# CFAT- Help please!



## wighty (27 Apr 2009)

Hello everyone, new here and searching for answers I have searched the forums through and through to help me with my aptitude testing.

I took my aptitude test April 7 2009, went in feeling confident, I did well on all my practise testing, felt rested and focused.

The Trade I applied for was under NCM-SEP Vehicle Technician... I have been working for Ford for 9 months now and Midas auto for 8 months before that, also doing it out of my home on the side ( on my spare time ) for 3 years whie working a regular job. In school I did well also with Mechanics as that has been my plan since I was 10 years old helping build my uncles 1964 Impala which was a totally frome off restored vehicle with matching numbers in which never loses at a car show...

to my point

I had a HARD time with Spatial ability... because of this I missed the requirement of the aptitude test by ONE question. My next test is July 7, 2009

Is there any tricks or secrets with doing spatial ability?
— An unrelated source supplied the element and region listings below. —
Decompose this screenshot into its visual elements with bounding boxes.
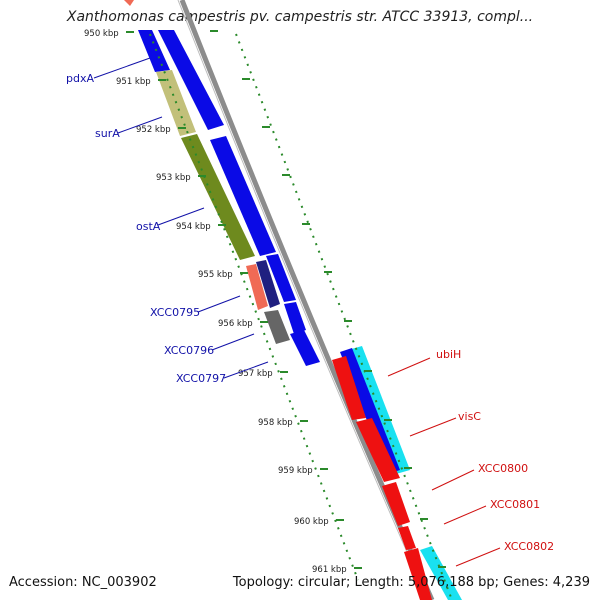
- backbone-highlight: [177, 0, 429, 600]
- gene-label-xcc0795: XCC0795: [150, 306, 200, 319]
- ruler-tick-label: 954 kbp: [176, 222, 211, 232]
- cds-feature: [138, 30, 170, 72]
- leader-line: [197, 295, 241, 313]
- gene-label-xcc0802: XCC0802: [504, 540, 554, 553]
- ruler-track-inner: [149, 33, 359, 581]
- ruler-tick-label: 950 kbp: [84, 29, 119, 39]
- ruler-tick-label: 955 kbp: [198, 270, 233, 280]
- gene-label-pdxa: pdxA: [66, 72, 94, 85]
- ruler-tick-label: 961 kbp: [312, 565, 347, 575]
- gene-label-xcc0800: XCC0800: [478, 462, 528, 475]
- leader-line: [157, 207, 205, 226]
- ruler-tick-label: 951 kbp: [116, 77, 151, 87]
- leader-line: [409, 417, 457, 437]
- gene-label-ubih: ubiH: [436, 348, 461, 361]
- gene-label-sura: surA: [95, 127, 120, 140]
- cds-feature: [340, 348, 400, 474]
- ruler-tick-label: 959 kbp: [278, 466, 313, 476]
- leader-line: [117, 116, 163, 134]
- topology-label: Topology: circular; Length: 5,076,188 bp…: [232, 575, 590, 590]
- ruler-tick-label: 952 kbp: [136, 125, 171, 135]
- ruler-tick-label: 958 kbp: [258, 418, 293, 428]
- cds-feature: [356, 418, 400, 482]
- gene-label-osta: ostA: [136, 220, 161, 233]
- leader-line: [443, 505, 487, 525]
- gene-label-xcc0797: XCC0797: [176, 372, 226, 385]
- cds-feature: [382, 482, 410, 526]
- leader-line: [211, 333, 255, 351]
- gene-label-visc: visC: [458, 410, 481, 423]
- leader-line: [93, 57, 151, 79]
- ruler-tick-label: 953 kbp: [156, 173, 191, 183]
- leader-line: [455, 547, 501, 567]
- cds-feature: [124, 0, 134, 6]
- leader-line: [223, 361, 269, 379]
- cds-feature: [332, 356, 366, 420]
- accession-label: Accession: NC_003902: [9, 575, 157, 590]
- cds-feature: [246, 264, 268, 310]
- cds-feature: [256, 260, 280, 308]
- cds-feature: [398, 526, 416, 550]
- cds-feature: [284, 302, 306, 334]
- gene-label-xcc0796: XCC0796: [164, 344, 214, 357]
- cds-feature: [404, 548, 432, 600]
- cds-feature: [181, 134, 255, 260]
- gene-label-xcc0801: XCC0801: [490, 498, 540, 511]
- cds-feature: [290, 330, 320, 366]
- cds-feature: [266, 254, 296, 302]
- leader-line: [431, 469, 475, 491]
- ruler-tick-label: 957 kbp: [238, 369, 273, 379]
- cds-feature: [264, 310, 290, 344]
- ruler-track-outer: [235, 33, 453, 600]
- ruler-tick-label: 956 kbp: [218, 319, 253, 329]
- ruler-tick-label: 960 kbp: [294, 517, 329, 527]
- leader-line: [387, 357, 431, 377]
- cds-feature: [158, 30, 224, 130]
- cds-feature: [210, 136, 276, 256]
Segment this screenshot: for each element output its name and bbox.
My math was good, English was okay which I have a tutor who has been a family friend since I was born who has His Math and English masters...

can anyone help?

Thank you in advance to everyone that is of any help


----------



## romeokilo (27 Apr 2009)

There are really no tricks to the spatial ability. You develop it in your life as you go through elementary, middle, and high schools (and also perhaps university/college).

You can get better by doing spatial ability tests online (Google them), or get books on SAT, GRE or any of the major aptitude test books and/or study guides.

As you said, you fell only one question short, so if you really concentrate and work at it the next time, you will mostly likely get it.

Good luck on your next test.


----------



## George Wallace (27 Apr 2009)

I suppose if you went to a site called Army.ca and looked at all the topics that they have related to the CFAT test you might get a good idea of what you could do.  Do you need the link?

Just to save time; here it is:  http://army.ca/forums/threads/23193.0.html


You are Welcome.


----------



## Gary D. in SK (27 Apr 2009)

The fact you  missed by only one, and you have now SEEN the CFAT and what their spatial questions look like, even without studying, I would suspect you'll do better the second time around.  Just take your time is the big thing.


----------



## wighty (28 Apr 2009)

George Wallace- Thanks for the link, I read that before posting but it never hurts to ask... some people just understand how to do spatial ability, my friend in the reserves did very well on hers but did not fair too well with math and english

Gary D. in SK- Thanks for the inspiration, nice to know that there are people out there who offer words of encouragement even though you may not even know the person you are encouraging.

romeokilo- where can I find such study books such as the SAT/GRE... Local library possibly?



Thanks for the positive notes so far... Good to know that Im coming into a great family within the Forces


----------



## George Wallace (28 Apr 2009)

There are loads of links to Practice Tests on the site.  Try them.


----------



## px90 (28 Apr 2009)

A rubix cube might help, just a suggestion.


----------